Akinrolabu also pointed to grid instability, noting that the national grid experienced more than 10 partial or total collapses in 2023 and 2024 alone.
He lamented the persistent metering gap, with an estimated 6.2 million customers still unmetered, resulting in widespread estimated billing, loss of consumer trust, and revenue shortfalls for Distribution Companies.
He added that the Transmission Company of Nigeria struggles to deliver power efficiently from GenCos to end-users, citing frequent disruptions caused by vandalism and inadequate funding for gas infrastructure.
“Much of the transmission and distribution network is obsolete and dilapidated, contributing to high technical losses and continued grid instability,” he noted.
According to him, DisCos and GenCos are under severe financial pressure due to low tariff recovery, widespread electricity theft, and weak liquidity.
He also warned that inconsistent policies and regulatory uncertainty continue to discourage investors.
“Without a stable regulatory environment, investor confidence will remain low, and the sector will continue to suffer,” he stated.
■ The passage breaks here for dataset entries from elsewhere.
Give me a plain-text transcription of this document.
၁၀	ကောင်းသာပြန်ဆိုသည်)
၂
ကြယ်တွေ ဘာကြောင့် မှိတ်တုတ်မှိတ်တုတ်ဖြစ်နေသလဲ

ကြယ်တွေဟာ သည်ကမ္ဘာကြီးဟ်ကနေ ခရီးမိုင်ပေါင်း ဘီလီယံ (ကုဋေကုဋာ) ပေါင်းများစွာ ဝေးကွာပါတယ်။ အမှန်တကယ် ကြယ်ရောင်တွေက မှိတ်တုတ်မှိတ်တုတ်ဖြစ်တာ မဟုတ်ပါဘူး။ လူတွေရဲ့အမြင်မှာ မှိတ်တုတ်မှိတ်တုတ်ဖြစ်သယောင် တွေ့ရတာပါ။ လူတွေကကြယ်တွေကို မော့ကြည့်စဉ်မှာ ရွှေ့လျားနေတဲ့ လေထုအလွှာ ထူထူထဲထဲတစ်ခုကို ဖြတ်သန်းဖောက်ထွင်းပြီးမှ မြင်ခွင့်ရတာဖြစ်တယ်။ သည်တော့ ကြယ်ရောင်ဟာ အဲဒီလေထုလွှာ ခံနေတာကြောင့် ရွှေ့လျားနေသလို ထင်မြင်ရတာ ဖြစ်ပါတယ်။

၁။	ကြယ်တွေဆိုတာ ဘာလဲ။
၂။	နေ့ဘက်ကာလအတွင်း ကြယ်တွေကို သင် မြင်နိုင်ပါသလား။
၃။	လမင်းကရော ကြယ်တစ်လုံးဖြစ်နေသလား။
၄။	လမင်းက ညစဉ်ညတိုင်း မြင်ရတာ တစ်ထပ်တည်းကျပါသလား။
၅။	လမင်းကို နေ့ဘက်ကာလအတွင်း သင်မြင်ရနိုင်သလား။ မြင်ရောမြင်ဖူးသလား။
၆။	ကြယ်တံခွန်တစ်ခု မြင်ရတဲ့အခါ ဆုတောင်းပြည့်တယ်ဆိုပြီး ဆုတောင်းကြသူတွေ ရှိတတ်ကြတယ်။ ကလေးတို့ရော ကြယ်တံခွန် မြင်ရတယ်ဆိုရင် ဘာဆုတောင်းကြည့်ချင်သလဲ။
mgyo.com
Electricity market analyst Mr. Lanre Elatuyi emphasized the urgent need for clear and consistent policies to attract private sector investment into Nigeria’s power industry.
He noted that investors require a fair regulatory environment, legal protections, and assurances that the government will honour its financial obligations.
Elatuyi expressed concern over the growing debt owed by government ministries, departments, and agencies, calling it a red flag for the sector.
He also lamented the lack of strict penalties for energy theft, identifying it as another factor that undermines investor confidence.
“We must treat the power sector as an integrated whole, understanding that each segment has distinct goals but ultimately must work together for reliable and affordable electricity,” he said.